COVID-19’s seemingly endless lockdown had a potential benefit: the convenience of an online telemedicine visit to a health care provider.
No waiting room, no parking hassle and expense, no exposure to other people’s germs and no list of things to remember. We got an impression of what it is like to consult with our health care providers – from home.
The digital future is not far away. Digital systems already play a role in dealing with patients.
Real-time connection in patient care
Researchers at the University of North Carolina’s Lineberger Comprehensive Cancer Center wanted to know if outpatients with cancer who reported their symptoms in real time to their medical team would benefit from near-instant contact. The patients with metastatic or advanced cancer used a web or phone based digital reporting system.
Fifty-two community oncology practices in the United States were included in the PROTECT study. Half of the practices used the digital system.
The researchers used online questionnaires called electronic patient reports or ePROs. All they had to do was answer questions about their physical symptoms, mental health, and financial status on a five-point severity scale using the digital system.
Whenever someone reported severe symptoms or a worsening condition, they would receive an email with details of how the symptoms were managed. At the same time, a nurse received a warning for real-time intervention with this patient.
Overall, patients and healthcare providers found the system overwhelmingly useful. Results found:
Of 496 patients questioned in 26 practices, 95% said that the digital system was easy to understand.
– 93% found the system easy to use.
Of 57 nurses surveyed, 79% said reports were helpful in the clinical documentation of patient treatments.
– 75% of nurses said reports are useful for patient care.
Of 39 cancer doctors surveyed, 91% found the reports beneficial.

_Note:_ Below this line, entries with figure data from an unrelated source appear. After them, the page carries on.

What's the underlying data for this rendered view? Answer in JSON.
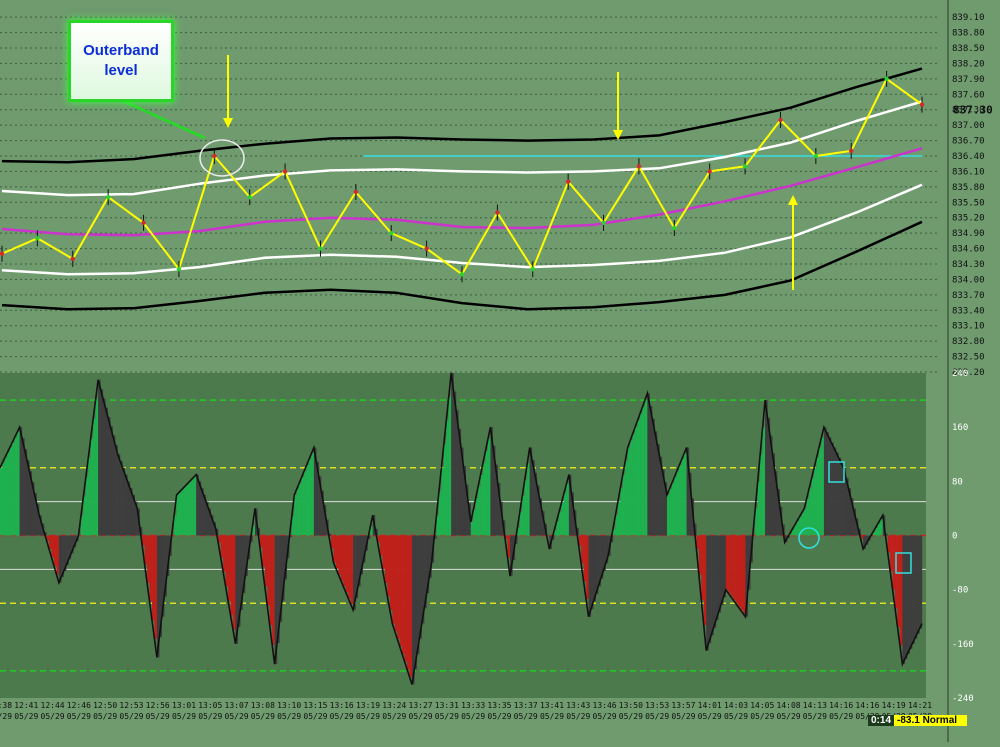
{
  "annotation": {
    "line1": "Outerband",
    "line2": "level"
  },
  "status": {
    "time": "0:14",
    "text": "-83.1 Normal"
  },
  "colors": {
    "bg_price": "#6f9b6f",
    "bg_osc": "#4d7a4d",
    "band_outer": "#000000",
    "band_inner": "#ffffff",
    "mid": "#cc33cc",
    "cyan": "#33e0e0",
    "up_hist": "#1fb04f",
    "down_hist": "#c0201a",
    "neutral_hist": "#3d3d3d",
    "arrow": "#ffff00"
  },
  "chart_data": [
    {
      "type": "line",
      "panel": "price",
      "ylim": [
        832.2,
        839.2
      ],
      "y_ticks": [
        "839.10",
        "838.80",
        "838.50",
        "838.20",
        "837.90",
        "837.60",
        "837.30",
        "837.00",
        "836.70",
        "836.40",
        "836.10",
        "835.80",
        "835.50",
        "835.20",
        "834.90",
        "834.60",
        "834.30",
        "834.00",
        "833.70",
        "833.40",
        "833.10",
        "832.80",
        "832.50",
        "832.20"
      ],
      "last_price": "837.30",
      "grid": true,
      "series": [
        {
          "role": "outer-upper",
          "color": "#000000",
          "values": [
            836.3,
            836.28,
            836.34,
            836.5,
            836.64,
            836.74,
            836.76,
            836.72,
            836.7,
            836.72,
            836.8,
            837.06,
            837.34,
            837.74,
            838.1
          ]
        },
        {
          "role": "inner-upper",
          "color": "#ffffff",
          "values": [
            835.72,
            835.64,
            835.66,
            835.86,
            836.02,
            836.12,
            836.14,
            836.1,
            836.08,
            836.1,
            836.16,
            836.38,
            836.66,
            837.08,
            837.46
          ]
        },
        {
          "role": "mid",
          "color": "#cc33cc",
          "values": [
            834.98,
            834.88,
            834.86,
            834.94,
            835.12,
            835.2,
            835.16,
            835.02,
            835.0,
            835.06,
            835.26,
            835.52,
            835.82,
            836.18,
            836.55
          ]
        },
        {
          "role": "inner-lower",
          "color": "#ffffff",
          "values": [
            834.18,
            834.1,
            834.12,
            834.24,
            834.42,
            834.48,
            834.44,
            834.32,
            834.24,
            834.28,
            834.36,
            834.52,
            834.82,
            835.3,
            835.84
          ]
        },
        {
          "role": "outer-lower",
          "color": "#000000",
          "values": [
            833.5,
            833.42,
            833.44,
            833.58,
            833.74,
            833.8,
            833.74,
            833.54,
            833.42,
            833.46,
            833.56,
            833.7,
            833.98,
            834.54,
            835.12
          ]
        },
        {
          "role": "price",
          "color": "#ffff00",
          "values": [
            834.5,
            834.8,
            834.4,
            835.6,
            835.1,
            834.2,
            836.4,
            835.6,
            836.1,
            834.6,
            835.7,
            834.9,
            834.6,
            834.1,
            835.3,
            834.2,
            835.9,
            835.1,
            836.2,
            835.0,
            836.1,
            836.2,
            837.1,
            836.4,
            836.5,
            837.9,
            837.4
          ]
        }
      ],
      "x_tick_positions": [
        0,
        0.5,
        1,
        1.5,
        2,
        2.5,
        3,
        3.5,
        4,
        4.5,
        5,
        5.5,
        6,
        6.5,
        7,
        7.5,
        8,
        8.5,
        9,
        9.5,
        10,
        10.5,
        11,
        11.5,
        12,
        12.5,
        13,
        13.5,
        14
      ],
      "reference_lines": [
        {
          "label": "cyan level",
          "y": 836.4,
          "x_from": 5.5,
          "x_to": 14
        }
      ],
      "markers": [
        "arrow-down at 13:07",
        "arrow-down at 13:50",
        "arrow-up at 14:05"
      ]
    },
    {
      "type": "area",
      "panel": "oscillator",
      "ylim": [
        -240,
        240
      ],
      "y_ticks": [
        "240",
        "160",
        "80",
        "0",
        "-80",
        "-160",
        "-240"
      ],
      "levels": [
        200,
        100,
        0,
        -100,
        -200
      ],
      "x_labels_time": [
        "12:38",
        "12:41",
        "12:44",
        "12:46",
        "12:50",
        "12:53",
        "12:56",
        "13:01",
        "13:05",
        "13:07",
        "13:08",
        "13:10",
        "13:15",
        "13:16",
        "13:19",
        "13:24",
        "13:27",
        "13:31",
        "13:33",
        "13:35",
        "13:37",
        "13:41",
        "13:43",
        "13:46",
        "13:50",
        "13:53",
        "13:57",
        "14:01",
        "14:03",
        "14:05",
        "14:08",
        "14:13",
        "14:16",
        "14:16",
        "14:19",
        "14:21"
      ],
      "x_label_date": "05/29",
      "values": [
        100,
        160,
        30,
        -70,
        0,
        230,
        120,
        40,
        -180,
        60,
        90,
        10,
        -160,
        40,
        -190,
        60,
        130,
        -40,
        -110,
        30,
        -130,
        -220,
        -40,
        240,
        20,
        160,
        -60,
        130,
        -20,
        90,
        -120,
        -30,
        130,
        210,
        60,
        130,
        -170,
        -80,
        -120,
        200,
        -10,
        40,
        160,
        100,
        -20,
        30,
        -190,
        -130
      ]
    }
  ]
}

The electronic system was not problematic; In particular, patients reported selected information that was of limited value:
– 16% of the nurses surveyed said the reports rarely or never improved their conversations with patients.
– 14% of the nurses saw no improvement in the quality of care.
– 34.5% of the nurses felt they received a lot of warning messages.
– 93% of the nurses wanted to receive notifications of severe symptoms.
– 29.4% of the doctors surveyed rarely used the information to plan their discussions with patients.
“There is clearly a great enthusiasm for patients to connect with their care team through real-time electronic approaches, and providers recognize that value too, but we know it is not perfect. Our results are a way forward to the best Finding ways. ” incorporate patient-reported results into oncology practice, “lead researcher Ethan Basch, MD, said in a press release.
Why Virtual Care is important
The COVID-19 pandemic had hospitals investing in telemedicine or virtual care, which has helped patients who need medical attention but don’t need unnecessary visits.
An article by the American Association of Retired Persons (AARP) discussed what patients might get from virtual care:
Telemedicine reduces waiting and travel times for patients with the help of online appointments. Be prepared and avoid being late on the day of your appointment.
With high-tech equipment, doctors and nurses can check their patients in real time without their physical presence. This lets them know what is happening to people with chronic illnesses. If something goes wrong, they can act immediately.
However, if they have an acute or mild fever, patients can report it online first. You no longer have to leave your home to seek medical treatment right away. The consulting doctor can advise what the next step should be.
And if patients have internet service and a smartphone, they can use it to schedule prescription refills.
Overall, digital healthcare systems can work in your favor. You can consult your doctor in a few simple steps without having to worry about personal visits. Keep in mind, however, that telemedicine still does not replace the benefits of regular personal doctor visits.